J.A. Moy-Thomas

James Alan Moy-Thomas (September 12 1908 - 29 February 1944) was a British palaeontological ichthyologist.

Son of Alan Moy-Thomas and his wife Gertrude, he was born in London. He had a younger brother Edward and an older sister Joan Caroline. He was educated at Eton and at Christ Church, Oxford, where he graduated with a first class degree in zoology in 1930[1]

He authored numerous papers on palaeontological ichthyology.

In 1933 he married Joy Mitchell in Wharfedale, Yorkshire.
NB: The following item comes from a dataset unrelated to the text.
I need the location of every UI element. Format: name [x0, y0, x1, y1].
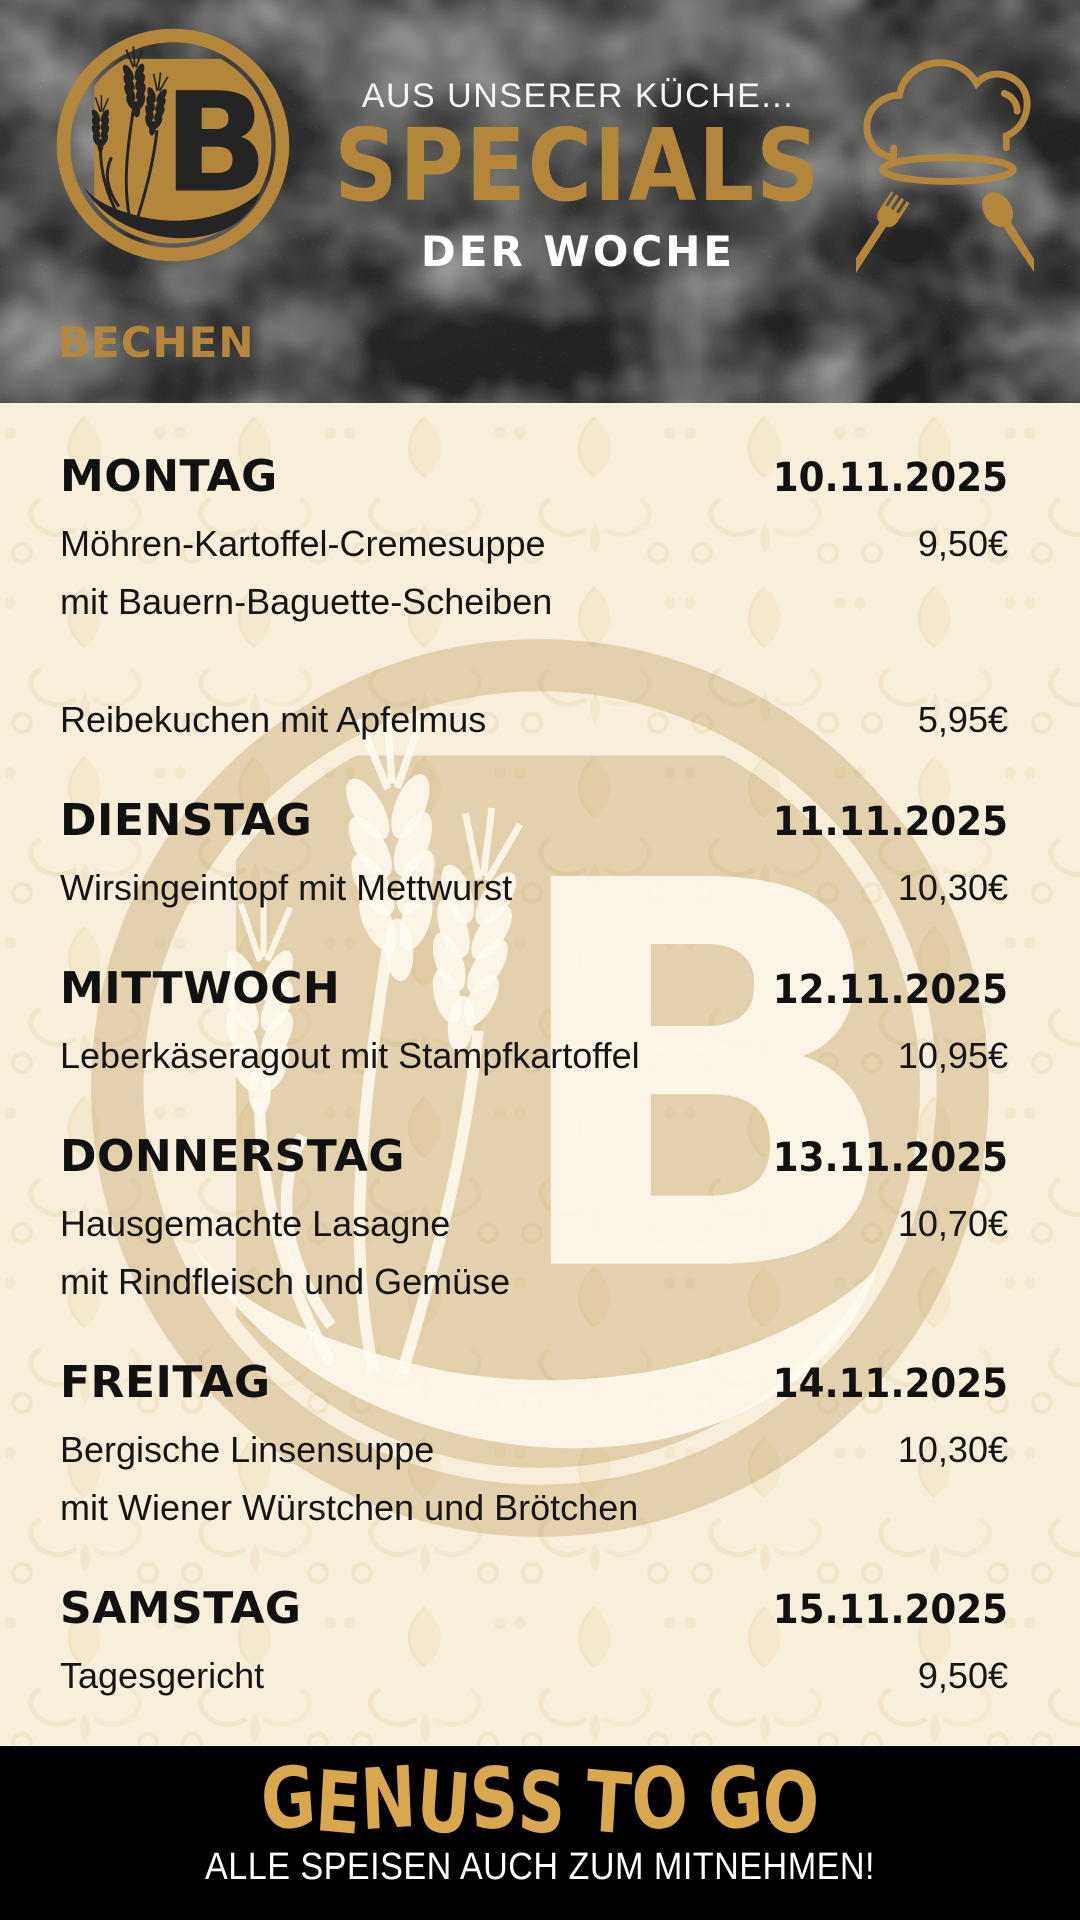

In 1941 he was granted a Commission in the Special Duties Branch (i.e. intelligence) of the RAF.[2] His service number was 66643. He died in a motor vehicle accident in 1944[3] and was buried in Cambridge.[4] An obituary was published in The Times,[5] and another by Edwin Stephen Goodrich was published in Nature[6]

The genus Jamoytius is named after him.

His brother Edward died later that year on active service in the Netherlands during Operation Market Garden[7]

References

  1. http://www.chch.ox.ac.uk/cathedral/memorials/WW2/james-moythomas
  2. https://www.thegazette.co.uk/London/issue/35190/page/3387
  3. Deaths on Active Service. The Times March 4, 1944; pg. 1; Issue 49796.
  4. http://www.cwgc.org/find-war-dead/casualty/2651389/MOY-THOMAS,%20JAMES%20ALAN
  5. The Times 4 March 1944: page 7.